What is Watercress?

Watercress is a fast-growing and hardy plant that flourish in water or semi-aquatic environment. It has been known as a vegetable since ancient time and is commonly found in Europe and many parts of Asia. The plant is part of the Brassicaceae or cabbage family and noted for its flavoring, aphrodisiac and therapeutic properties. Watercress has small leaves arranged on either side of a stem with white and green flowers in clusters.



Nutritional Value of Watercress

Energy 11 kcal

Carbohydrates 1.29 g

Protein 2.30 g

Total Fat 0.10 g

Cholesterol 0 mg

Dietary Fiber 0.5 g


Folates 9 mcg

Niacin 0.200 mg

Pantothenic acid 0.310 mg

Pyridoxine 0.129 mg

Riboflavin 0.120 mg

Thiamin 0.090 mg

Vitamin A 3191 IU

Vitamin C 43 mg

Vitamin E 1.0 mg

Vitamin K 250 mcg


Sodium 41 mg

Potassium 330 mg


Calcium 120 mg

Copper 0.077 mg

Iron 0.20 mg

Magnesium 21 mg

Manganese 0.244 mg

Phosphorus 60 mg

Selenium 0.9 mcg

Zinc 0.11 mg

Health Benefits of Watercress

  • Low calorie and very low in fats and recommended in weight reduction programs and controlling cholesterol levels
  • It is rich in vitamin C and help to fight infections and boost immunity.
  • Excellent source of vitamin-K and help formation as well as strengthening of bone. It also has the effect of limiting neuronal damage in the brain which is important for people suffering from Alzheimer’s disease.
  • It has an abundance of B-complex group of vitamins such as niacin and riboflavin that are essential for optimum cellular metabolic functions.
  • It consists of several important minerals which are essential for a healthy body. Potassium helps to control heart rate and blood pressure by countering the effects of sodium. Manganese is used as a co-factor for the antioxidant enzyme superoxide dismutase. Calcium is necessary for healthy bone and teeth and maintaining heart and skeletal muscle activity. Sulphur is useful in absorbing protein, remove contaminants from blood, build cell and help to keep the hair and skin healthy.
  • Due to its high iron content, it is effective in the synthesis of haemoglobin and formation of red cells which is helpful in treating anaemia.
  • Its high iodine content has the effect of strengthening the thyroid gland and this help to prevent the retardation of growth and mental development.
  • The high content in soluble fiber helps reduce the absorption of carbohydrates which in turn control blood sugar levels. People suffering from diabetes will benefit from this property.
  • The sulphur glycosides have a therapeutic effect and relieve conditions like coughs and colds.
  • The combination of vitamin A and zinc together with phytonutrients lutein and zeaxanthin which are highly anti-oxidant, greatly improve the health of the eyes.
  • It activates the detoxifying enzymes in the liver to remove toxic substances and reduce hangover.

Prevention of Cancer

Recent researches by British scientists have indicated that watercress is effective in preventing certain types of cancer. The University of Southampton has reported that a plant compound known as Phenylethyl Isothiocyanate in the watercress is able to suppress breast cancer cell development by “turning off” a signal in the body and starving the tumour of necessary blood and oxygen to grow.

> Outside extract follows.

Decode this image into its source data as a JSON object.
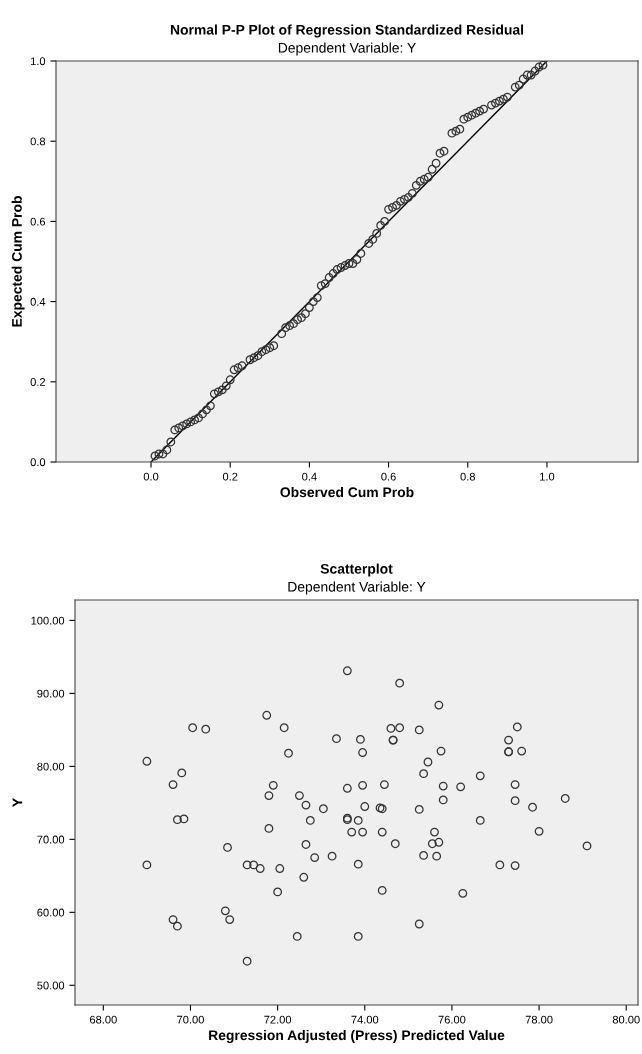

The tumours in cancer sufferers develop very fast. When they outgrow the existing blood vessels, signals are sent out to the surrounding normal tissues to grow new blood vessels into the tumours, feeding them with oxygen and nutrients. The researchers at the university found that watercress can block this process by “turning off” the function of a protein known as Hypoxia Inducible Factor (HIF).

Research leader, Professor Graham Packham conducted a pilot study with a small group of breast cancer survivors who were asked to fast before consuming 80g of watercress, and then went through a series of blood tests over the next 24 hours. On analysing the blood tests, his team discovered significant levels of the plant compound and the function of the protein HIF was noticeably affected in the blood cells of the participants.

These insightful studies were published in the British Journal of Nutrition and Biochemical Pharmacology. The team recognised that more work needs to be done to determine how watercress can help to prevent and cure cancer but they were excited by the great potential of watercress in treating cancer.